Marvin WestFeature, westwords

Evan Berry gets a few more opportunities to show what he can do. He has worked out a deal with the Cleveland Browns. They need help. He needs help.

Berry, one of Tennessee’s best ever in hauling the ball upfield, didn’t get many chances in what could have been a tremendous college career. Injuries were the restrictors.


In his four years, Berry was on the field for a few seconds when the Volunteers were receiving kickoffs. He got his hands on 53. He accumulated 1820 return yards and four touchdowns. He set a school record for return average – 34.3. He reminded us of long ago Willie Gault.

Berry played a few minutes now and then as a reserve safety. He intercepted a pass in the closing seconds of the Outback Bowl against Northwestern and ran it back 100 yards, untouched by human hands.

With guidance from fans and sportswriters, Tennessee coaches gave Evan a try on offense. He lost six yards.  He thinks he could be a wide receiver in the NFL. He might generate excitement if he can get the ball with a step head start.

As a Vol freshman, Berry hinted of exciting things to come. His first return, against Chattanooga, was an athletic, change-of-direction 68 yarder to begin the second half. It caused considerable noise and led to a touchdown.

He explained that it really was his first. He had wanted to return kicks in high school, at Canton, Ga.

“I thought I might be good at it.”

His coach vetoed the idea. Evan was too valuable as quarterback.

Berry had a great sophomore season, 2015, at Tennessee. He led the nation with a 38.3 average. He tied for second nationally with three touchdown returns – against Western Carolina, Arkansas and Kentucky.

According to the Sporting News, Sports Illustrated and Walter Camp all-America teams, Berry was the best kickoff returner in the country. Football Writers of America, Fox and CBS thought he was second best. The Associated Press dispensed honors elsewhere.

As a junior, Berry hit a big one against South Carolina, 100 yards. He took a hit from Tennessee Tech and was lost for the remainder of the year. Torn ACLs are discouraging for runners.

Berry was never the same. He worked very hard at rehabilitation and made it back for the 2017 opener. He had returns of 35 and 51 against Georgia Tech but missed the next six games.

He reappeared against Kentucky. He broke the opening kickoff for 46 against Southern Miss. His last run was only 11 yards. He was smothered. He suffered serious shoulder damage. Trainers helped him aboard a cart for the last ride to the locker room.

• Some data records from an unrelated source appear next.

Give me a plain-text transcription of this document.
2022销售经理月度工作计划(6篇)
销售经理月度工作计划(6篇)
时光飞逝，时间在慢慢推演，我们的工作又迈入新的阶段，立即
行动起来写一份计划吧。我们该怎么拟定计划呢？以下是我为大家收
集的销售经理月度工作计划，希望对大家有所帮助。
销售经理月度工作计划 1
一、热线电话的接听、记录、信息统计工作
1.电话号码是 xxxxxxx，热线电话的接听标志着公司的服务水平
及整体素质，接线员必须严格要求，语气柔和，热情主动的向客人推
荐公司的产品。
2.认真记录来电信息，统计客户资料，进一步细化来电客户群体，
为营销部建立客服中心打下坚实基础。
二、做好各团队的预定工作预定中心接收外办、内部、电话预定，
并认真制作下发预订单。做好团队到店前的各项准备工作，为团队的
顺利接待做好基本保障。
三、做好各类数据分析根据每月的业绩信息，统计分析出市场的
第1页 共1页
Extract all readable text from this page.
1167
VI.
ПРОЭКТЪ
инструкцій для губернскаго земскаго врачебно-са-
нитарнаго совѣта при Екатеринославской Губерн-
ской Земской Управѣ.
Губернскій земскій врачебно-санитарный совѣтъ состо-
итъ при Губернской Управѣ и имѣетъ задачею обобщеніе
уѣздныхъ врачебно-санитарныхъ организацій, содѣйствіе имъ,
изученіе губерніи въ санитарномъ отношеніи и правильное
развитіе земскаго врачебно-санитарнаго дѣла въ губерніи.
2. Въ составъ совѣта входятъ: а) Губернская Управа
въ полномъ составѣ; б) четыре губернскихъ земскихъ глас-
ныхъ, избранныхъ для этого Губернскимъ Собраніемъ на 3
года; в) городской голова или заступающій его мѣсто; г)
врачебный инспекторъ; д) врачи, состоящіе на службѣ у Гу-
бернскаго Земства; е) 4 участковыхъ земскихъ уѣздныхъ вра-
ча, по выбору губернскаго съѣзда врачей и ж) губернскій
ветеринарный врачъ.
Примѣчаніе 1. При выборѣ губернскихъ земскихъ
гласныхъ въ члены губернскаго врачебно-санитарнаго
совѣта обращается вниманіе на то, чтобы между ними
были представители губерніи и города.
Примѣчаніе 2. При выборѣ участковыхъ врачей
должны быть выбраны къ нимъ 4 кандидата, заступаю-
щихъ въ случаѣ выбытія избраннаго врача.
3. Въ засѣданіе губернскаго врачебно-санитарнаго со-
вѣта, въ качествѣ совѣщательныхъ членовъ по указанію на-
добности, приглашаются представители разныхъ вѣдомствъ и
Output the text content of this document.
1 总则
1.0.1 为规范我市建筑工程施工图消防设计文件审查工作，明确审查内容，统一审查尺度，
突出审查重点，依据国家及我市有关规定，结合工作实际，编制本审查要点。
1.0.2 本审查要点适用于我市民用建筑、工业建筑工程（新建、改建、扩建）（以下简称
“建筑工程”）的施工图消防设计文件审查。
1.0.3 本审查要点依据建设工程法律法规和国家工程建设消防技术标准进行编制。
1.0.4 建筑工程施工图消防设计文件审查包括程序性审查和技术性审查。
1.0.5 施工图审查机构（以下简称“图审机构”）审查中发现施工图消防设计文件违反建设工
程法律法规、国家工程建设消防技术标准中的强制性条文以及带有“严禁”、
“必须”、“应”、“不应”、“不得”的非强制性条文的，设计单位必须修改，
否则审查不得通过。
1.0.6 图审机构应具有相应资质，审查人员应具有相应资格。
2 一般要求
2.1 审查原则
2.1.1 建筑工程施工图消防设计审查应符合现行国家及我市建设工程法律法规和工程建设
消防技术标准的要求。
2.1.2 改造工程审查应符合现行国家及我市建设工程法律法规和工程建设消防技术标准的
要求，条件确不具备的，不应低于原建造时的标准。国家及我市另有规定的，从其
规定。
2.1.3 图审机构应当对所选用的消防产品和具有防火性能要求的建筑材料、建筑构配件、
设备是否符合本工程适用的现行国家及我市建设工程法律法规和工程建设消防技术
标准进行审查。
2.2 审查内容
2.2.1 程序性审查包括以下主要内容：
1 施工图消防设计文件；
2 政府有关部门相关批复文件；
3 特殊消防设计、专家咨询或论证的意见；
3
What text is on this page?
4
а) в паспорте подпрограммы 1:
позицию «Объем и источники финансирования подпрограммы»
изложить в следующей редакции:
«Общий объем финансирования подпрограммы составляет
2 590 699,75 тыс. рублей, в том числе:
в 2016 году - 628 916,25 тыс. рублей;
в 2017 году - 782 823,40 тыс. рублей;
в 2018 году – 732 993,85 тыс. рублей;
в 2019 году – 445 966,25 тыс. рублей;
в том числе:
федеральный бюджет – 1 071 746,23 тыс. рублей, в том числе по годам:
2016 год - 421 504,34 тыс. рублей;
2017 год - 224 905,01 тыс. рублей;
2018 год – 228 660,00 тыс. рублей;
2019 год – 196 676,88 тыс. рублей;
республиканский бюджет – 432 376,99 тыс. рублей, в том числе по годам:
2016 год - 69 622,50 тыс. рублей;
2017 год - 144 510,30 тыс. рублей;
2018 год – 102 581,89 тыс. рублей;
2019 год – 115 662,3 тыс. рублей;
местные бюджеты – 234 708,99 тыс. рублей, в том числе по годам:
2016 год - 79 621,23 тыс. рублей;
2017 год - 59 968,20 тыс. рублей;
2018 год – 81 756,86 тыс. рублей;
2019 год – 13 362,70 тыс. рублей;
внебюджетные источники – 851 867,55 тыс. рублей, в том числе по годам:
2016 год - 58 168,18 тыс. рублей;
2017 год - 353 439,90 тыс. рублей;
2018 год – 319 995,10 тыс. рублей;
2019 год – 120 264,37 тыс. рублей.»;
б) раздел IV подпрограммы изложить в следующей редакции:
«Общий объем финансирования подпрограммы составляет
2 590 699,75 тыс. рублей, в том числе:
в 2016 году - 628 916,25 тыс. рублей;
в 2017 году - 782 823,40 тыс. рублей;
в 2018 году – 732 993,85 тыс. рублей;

Berry deserved a better ending but he didn’t whine about what might have been.

Butch wasn’t totally to blame for the diminished career. The then coach said all the right things: Intellect. Speed. Elusiveness. Eye discipline (that’s code for looking where he was going, recognizing congestion and making correct reads. Modern autos have some of that equipment).

In fact, Berry goes beyond technical devices. He didn’t win with just speed or unexpected cuts that made opponents miss. Evan does have special vision. On the fly, he could identify weaknesses in coverage units and immediately determine how to exploit them.

“Evan’s a dynamic football player and obviously he’s very special with the ball in his hands,” said Butch Jones in times past. “He can change field position in a hurry. He’s a threat to score every time he gets the ball.

“He has the natural instincts that great returners possess. He has the innate ability to find and hit the hole.”

Note: Jeremy Pruitt never says things like that.

Evan Berry, in his race for fame, did not erase Gault from the UT book of numbers or encroach more than a little on his glamorous reputation. They share the record for most return touchdowns. Gault had 34 more career yards. He had far more opportunities, 78.

Gault had another advantage. He was immortalized in word and song.

“Willie Gault, ladies and gentlemen, is running all the way to the state capitol. Give him six!”

So said John Ward near the end of a touchdown run at Vanderbilt.

Kenny Chesney further dramatized that accomplishment in his historic song, Touchdown Tennessee.

Evan had a few friends knocking people out of the way but received no help from Ward or Chesney.